Saturday, December 1, 2012

Making Salad

For dinner, my mom asked me to assist her with making her famous chicken salad. First I prepared the meat, cutting it into edible slices. Then I had to fry the won ton strips. After a while, though, my won tons failed to be crispy enough and my mom took over. Next, I opened the can of mandarin oranges and bag of thinly sliced almonds. Finally, I would make the salad. After I washed the salad, it was a wet. No one wants to eat wet salad (I would hope), especially when the salad becomes soggy from the water. So then I grabbed the salad spinner. Here I witnessed the physics of the salad spinner. The salad spinner is in the shape of a circle. There is a clear basket on the outside and in the inside there is a bowl with horizontal slits. There is a cover that has a pump, which I would pump for the bowl to spin.
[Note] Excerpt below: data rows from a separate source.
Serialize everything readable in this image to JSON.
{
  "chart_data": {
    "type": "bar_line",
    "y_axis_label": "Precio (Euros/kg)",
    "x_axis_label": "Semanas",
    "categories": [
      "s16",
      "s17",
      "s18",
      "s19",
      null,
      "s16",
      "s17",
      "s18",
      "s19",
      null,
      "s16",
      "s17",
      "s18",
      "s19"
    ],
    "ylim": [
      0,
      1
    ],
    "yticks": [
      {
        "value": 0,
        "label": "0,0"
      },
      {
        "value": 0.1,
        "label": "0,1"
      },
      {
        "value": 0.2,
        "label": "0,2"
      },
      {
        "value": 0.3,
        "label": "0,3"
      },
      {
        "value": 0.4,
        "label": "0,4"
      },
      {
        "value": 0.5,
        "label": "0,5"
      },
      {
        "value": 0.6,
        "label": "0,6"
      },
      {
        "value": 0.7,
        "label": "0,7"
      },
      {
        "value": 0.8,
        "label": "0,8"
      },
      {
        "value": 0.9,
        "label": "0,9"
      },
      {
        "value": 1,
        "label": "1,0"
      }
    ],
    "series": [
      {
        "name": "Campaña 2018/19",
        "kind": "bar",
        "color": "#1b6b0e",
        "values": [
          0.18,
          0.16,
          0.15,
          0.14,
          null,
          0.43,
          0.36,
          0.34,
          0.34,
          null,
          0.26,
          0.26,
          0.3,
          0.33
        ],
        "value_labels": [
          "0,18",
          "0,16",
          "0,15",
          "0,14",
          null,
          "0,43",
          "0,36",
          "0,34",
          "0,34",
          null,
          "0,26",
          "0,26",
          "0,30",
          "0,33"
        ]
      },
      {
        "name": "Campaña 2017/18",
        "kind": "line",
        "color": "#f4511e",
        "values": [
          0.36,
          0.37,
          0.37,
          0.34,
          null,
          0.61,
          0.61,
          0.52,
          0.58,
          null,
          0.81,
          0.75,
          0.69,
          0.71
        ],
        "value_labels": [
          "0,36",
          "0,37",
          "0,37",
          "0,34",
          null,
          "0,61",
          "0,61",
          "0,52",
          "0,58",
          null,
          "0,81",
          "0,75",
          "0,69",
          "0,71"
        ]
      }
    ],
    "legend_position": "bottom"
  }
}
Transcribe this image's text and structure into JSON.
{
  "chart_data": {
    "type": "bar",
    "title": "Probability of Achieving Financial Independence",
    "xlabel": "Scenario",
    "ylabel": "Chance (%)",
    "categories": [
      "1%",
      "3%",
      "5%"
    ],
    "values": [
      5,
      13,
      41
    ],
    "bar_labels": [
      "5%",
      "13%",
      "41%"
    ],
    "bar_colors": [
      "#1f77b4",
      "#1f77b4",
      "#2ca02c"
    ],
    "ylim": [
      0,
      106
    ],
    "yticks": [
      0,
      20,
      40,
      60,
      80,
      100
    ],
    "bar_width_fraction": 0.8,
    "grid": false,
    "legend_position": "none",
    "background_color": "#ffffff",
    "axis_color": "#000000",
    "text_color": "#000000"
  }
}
After I spun the bowl a few times with the pump, the salad became dry and ready to eat. But before I mixed the salad with the other ingredients, I noticed how all the salad condensed together and all the water went to the clear bowl. The salad remained in the inside bowl due to the centripetal force. The centripetal force was the walls of the bowl, keeping the salad moving in a circular path. The centripetal force always points to the center of the circle. The water, however, had NO force acting upon it, allowing the water to come off. There was not enough force to keep the water moving in a circle. When there is no force, the object will fly off tangent to the circle. It makes so much sense now that I learned and witnessed the salad spinner. The salad spinner is a neat and effective invention that clearly demonstrates physics. 

My salad spinner with the pump. I would show a picture of the chicken salad, but my family and I ate it all!